A WARM tribute has been paid to former SDLP Mayor of Newry and Mourne Council, Pat McElroy, by party colleague Councillor Gary Stokes.

Mr McElroy passed away on Friday, and his funeral mass took place yesterday at Newry Cathedral, where a large crowd gathered to pay their last respects. In attendance were SDLP figures such as MLAs Justin McNulty and Sinead Bradley, Councillors Gillian Fitzpatrick, Michael Carr, and Michael Savage as well as Down GAA legend Sean O'Neill.

Former Newry and Mourne Chief Executives, Tom McCall and Kevin O'Neill also attended.

Mr McElroy joined the SDLP back in 1980, and was elected as a member of Newry and Mourne District Council the following year. He was elected Mayor of the council in 1995/96.

Mr Stokes succeeded to Mr McElroy's seat on the council, and the Newry City councillor described his former colleague as a "great Newry man".
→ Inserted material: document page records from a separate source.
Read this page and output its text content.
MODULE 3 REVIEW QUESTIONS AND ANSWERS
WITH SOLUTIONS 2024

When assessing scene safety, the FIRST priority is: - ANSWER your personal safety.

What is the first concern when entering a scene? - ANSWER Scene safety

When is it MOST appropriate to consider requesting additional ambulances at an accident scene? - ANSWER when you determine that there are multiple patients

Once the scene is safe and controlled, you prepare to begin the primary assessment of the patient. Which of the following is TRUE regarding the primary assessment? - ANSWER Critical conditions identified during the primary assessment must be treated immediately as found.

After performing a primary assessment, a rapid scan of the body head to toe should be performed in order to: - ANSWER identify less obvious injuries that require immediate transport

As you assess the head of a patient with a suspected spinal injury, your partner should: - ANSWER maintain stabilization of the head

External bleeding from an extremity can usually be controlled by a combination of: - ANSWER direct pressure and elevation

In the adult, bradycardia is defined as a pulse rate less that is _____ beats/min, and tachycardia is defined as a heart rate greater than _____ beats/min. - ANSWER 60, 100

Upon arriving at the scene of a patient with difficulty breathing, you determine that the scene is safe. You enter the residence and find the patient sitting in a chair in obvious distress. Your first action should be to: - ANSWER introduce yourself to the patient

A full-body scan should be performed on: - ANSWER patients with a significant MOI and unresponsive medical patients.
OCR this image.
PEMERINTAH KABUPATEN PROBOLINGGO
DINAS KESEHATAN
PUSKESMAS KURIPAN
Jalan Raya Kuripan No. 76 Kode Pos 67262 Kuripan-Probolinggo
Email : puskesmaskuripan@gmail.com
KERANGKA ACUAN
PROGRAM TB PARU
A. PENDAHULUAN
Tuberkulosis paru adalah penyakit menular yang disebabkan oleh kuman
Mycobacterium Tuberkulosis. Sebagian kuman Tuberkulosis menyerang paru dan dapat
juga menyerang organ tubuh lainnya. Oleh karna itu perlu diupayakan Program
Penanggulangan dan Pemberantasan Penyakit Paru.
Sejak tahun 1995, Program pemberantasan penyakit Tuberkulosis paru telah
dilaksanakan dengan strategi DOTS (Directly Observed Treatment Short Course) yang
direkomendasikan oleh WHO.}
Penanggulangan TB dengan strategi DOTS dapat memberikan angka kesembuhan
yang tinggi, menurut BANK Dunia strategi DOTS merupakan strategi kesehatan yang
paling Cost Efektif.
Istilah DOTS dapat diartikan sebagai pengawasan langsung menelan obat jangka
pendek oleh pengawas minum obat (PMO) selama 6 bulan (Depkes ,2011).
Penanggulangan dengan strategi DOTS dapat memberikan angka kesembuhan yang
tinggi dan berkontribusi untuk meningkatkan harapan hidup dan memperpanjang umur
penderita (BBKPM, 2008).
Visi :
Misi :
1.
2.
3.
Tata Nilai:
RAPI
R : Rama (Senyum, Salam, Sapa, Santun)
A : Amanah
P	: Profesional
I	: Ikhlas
"Back in 2003, Pat approached me - he said that he wasn't going to be contesting the next election, which was in 2005," said Mr Stokes.

"And he asked me would I consider running in his place.

"Pat was very much a working class Newry man, from an old Newry family. Anybody that you ask will say that Pat was very, very approachable and did a lot of work for the community.

"Particularly, obviously, when times were hard - he was there on the council throughout the 1980s and 1990s, when the troubles were raging.

"Times were tough, but Pat was very much there for the people. He loved the council, he loved working and the job of being a councillor. He loved helping people, and he was a great Newry man.

"It was always Newry first with Pat".

The late Mr McElroy, who is survived by his wife, son, brothers and sisters and wider family circle, lived a full and varied life.

He worked as a barman, seaman, bus driver, factory worker and was also, for a time a student priest.

He was also involved in the civil rights movement, and was interned for 15 months in Long Kesh.

His sporting interests included boxing, GAA and soccer. He fought out of the St John Bosco club, was a player with Newry Mitchels, and also managed a Bosco side which played in the Carnbane league.

"There was stuff from Pat's life that I wasn't aware of," said Mr Stokes.

"I would have visited him occasionally over the last number of years. He was a very active individual all his life, and was always getting involved in different things".